Se, no campo da crítica, Secchin foi “um contumaz estudioso de João Cabral”, ele faz questão de sublinhar que a sua poesia nunca quis ficar beijando os pés da dele: “Estudei os seus textos para aprender como ele faz, magistralmente, a literatura que eu não quero fazer.” E, em mais uma prova da sua perícia essencialista, adianta: “Um grande poeta não costuma deixar herdeiros, e sim imitadores. Abre mil portas, mas deixa todas trancadas quando vai embora…”
Isto lê-se num esplendoroso depoimento que encerra a reunião da sua obra, e nele, sem trair o tom de troça e auto-ironia em linha com o registo humorado e paródico da sua poesia, Secchin não só recusa qualquer influência que tenha feito dele um escravo da sua admiração – um “vento velho derrubado aos pés do mito” –, mas traça uma noção de arte poética com um alcance que, sem erguer a voz, nos acerta como um machado no ombro.
Há nas reflexões de Secchin sobre poesia uma clareza penetrante e que, sem qualquer margem para pedantismo, desmonta tanta da atrapalhação mistificadora e da opacidade de que os vates abusam, como perfume para disfarçar o suor, na hora de se fazerem desposar no altar da posteridade. Assim, depois de falar no seu “compromisso radical de criar uma palavra tanto quanto possível própria, mas abastecida pelo manancial que flui dos mais diversos mares discursivos”, e de nos lembrar aquele verso bem destilado onde anotara que a escrita “é uma escuta feita voz”, Secchin ainda trama os muitos e tão contentinhos auto-epígonos, sublinhando que, se face aos seus pares, o poeta tem o dever de ser ímpar, “conseguir demarcar diferença ainda não resolve o problema, pois existe o risco de o artista tornar-se o repetidor da própria voz, numa prática exaurida que transforma em clausura o que antes fora libertação”.

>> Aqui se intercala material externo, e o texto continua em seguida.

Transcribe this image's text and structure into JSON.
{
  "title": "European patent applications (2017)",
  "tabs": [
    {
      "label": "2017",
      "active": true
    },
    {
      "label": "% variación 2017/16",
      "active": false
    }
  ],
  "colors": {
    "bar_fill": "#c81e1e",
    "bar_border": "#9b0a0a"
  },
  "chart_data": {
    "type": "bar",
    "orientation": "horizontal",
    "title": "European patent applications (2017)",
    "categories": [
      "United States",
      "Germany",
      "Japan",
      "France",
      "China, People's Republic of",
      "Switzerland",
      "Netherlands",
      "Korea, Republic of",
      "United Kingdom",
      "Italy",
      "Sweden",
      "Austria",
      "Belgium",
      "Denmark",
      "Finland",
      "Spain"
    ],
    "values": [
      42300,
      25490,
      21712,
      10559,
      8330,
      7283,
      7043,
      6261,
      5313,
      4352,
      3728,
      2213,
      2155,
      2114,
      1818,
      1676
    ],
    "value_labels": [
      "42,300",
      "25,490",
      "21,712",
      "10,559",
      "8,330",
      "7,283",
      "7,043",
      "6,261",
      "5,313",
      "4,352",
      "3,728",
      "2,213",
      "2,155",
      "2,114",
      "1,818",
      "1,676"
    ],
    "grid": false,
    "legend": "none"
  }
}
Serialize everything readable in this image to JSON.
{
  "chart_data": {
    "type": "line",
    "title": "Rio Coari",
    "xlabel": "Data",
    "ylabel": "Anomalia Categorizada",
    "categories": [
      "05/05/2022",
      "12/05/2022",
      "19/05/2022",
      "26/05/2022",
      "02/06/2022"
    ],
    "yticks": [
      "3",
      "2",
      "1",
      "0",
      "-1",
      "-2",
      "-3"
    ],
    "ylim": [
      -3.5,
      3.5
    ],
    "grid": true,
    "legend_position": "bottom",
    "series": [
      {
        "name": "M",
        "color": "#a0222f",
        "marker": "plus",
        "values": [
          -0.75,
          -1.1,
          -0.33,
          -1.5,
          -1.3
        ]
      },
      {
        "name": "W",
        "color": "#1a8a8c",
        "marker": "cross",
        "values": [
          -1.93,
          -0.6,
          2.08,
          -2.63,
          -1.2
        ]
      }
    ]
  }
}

Numa obra onde não falta o desastre para alimentar novos ímpetos, o poeta surge-nos como um mestre de pequenas obras, um talentosíssimo trolha virando o real do avesso. Defende o vigor irredutível da poesia, a astúcia que planeia as mil fugas da mais inviolável das prisões: “Não sei o que o futuro guarda de armadilha,/ porém, não vou ficar parado e prisioneiro/ de quem, pajé pujante em sua antiga taba, /dali pretende governar o mundo inteiro.// Pra cima da poesia não vale esse veneno,/ que já destila seu sabor de cianureto./ Enquanto a tribo grita ‘Por aí não passa’,/ passa um poema concreto ao lado de um soneto.”
E, no fim, fica claro como a poesia ensina o homem a largar da mão dos finais, felizes ou não, e a entreter-se com os meios. Porque o real está sempre inacabado ou, como Secchin deixou claro na entrevista dada a Luís Caetano, quando veio a Portugal para o lançamento de “Desdizer”: “essa insuficiência do real é o grande alimento, o grande pão, do poeta. É a sua vontade de chegar ao impossível. O poeta sabe que não chega lá mas tem de se empenhar com todo o entusiasmo, com toda a sua força. Para que serve a Poesia (…) senão para essa busca interessante de alargar a visão do homem, de alargar o sentido das palavras para além de onde o bom senso quer que elas parem?”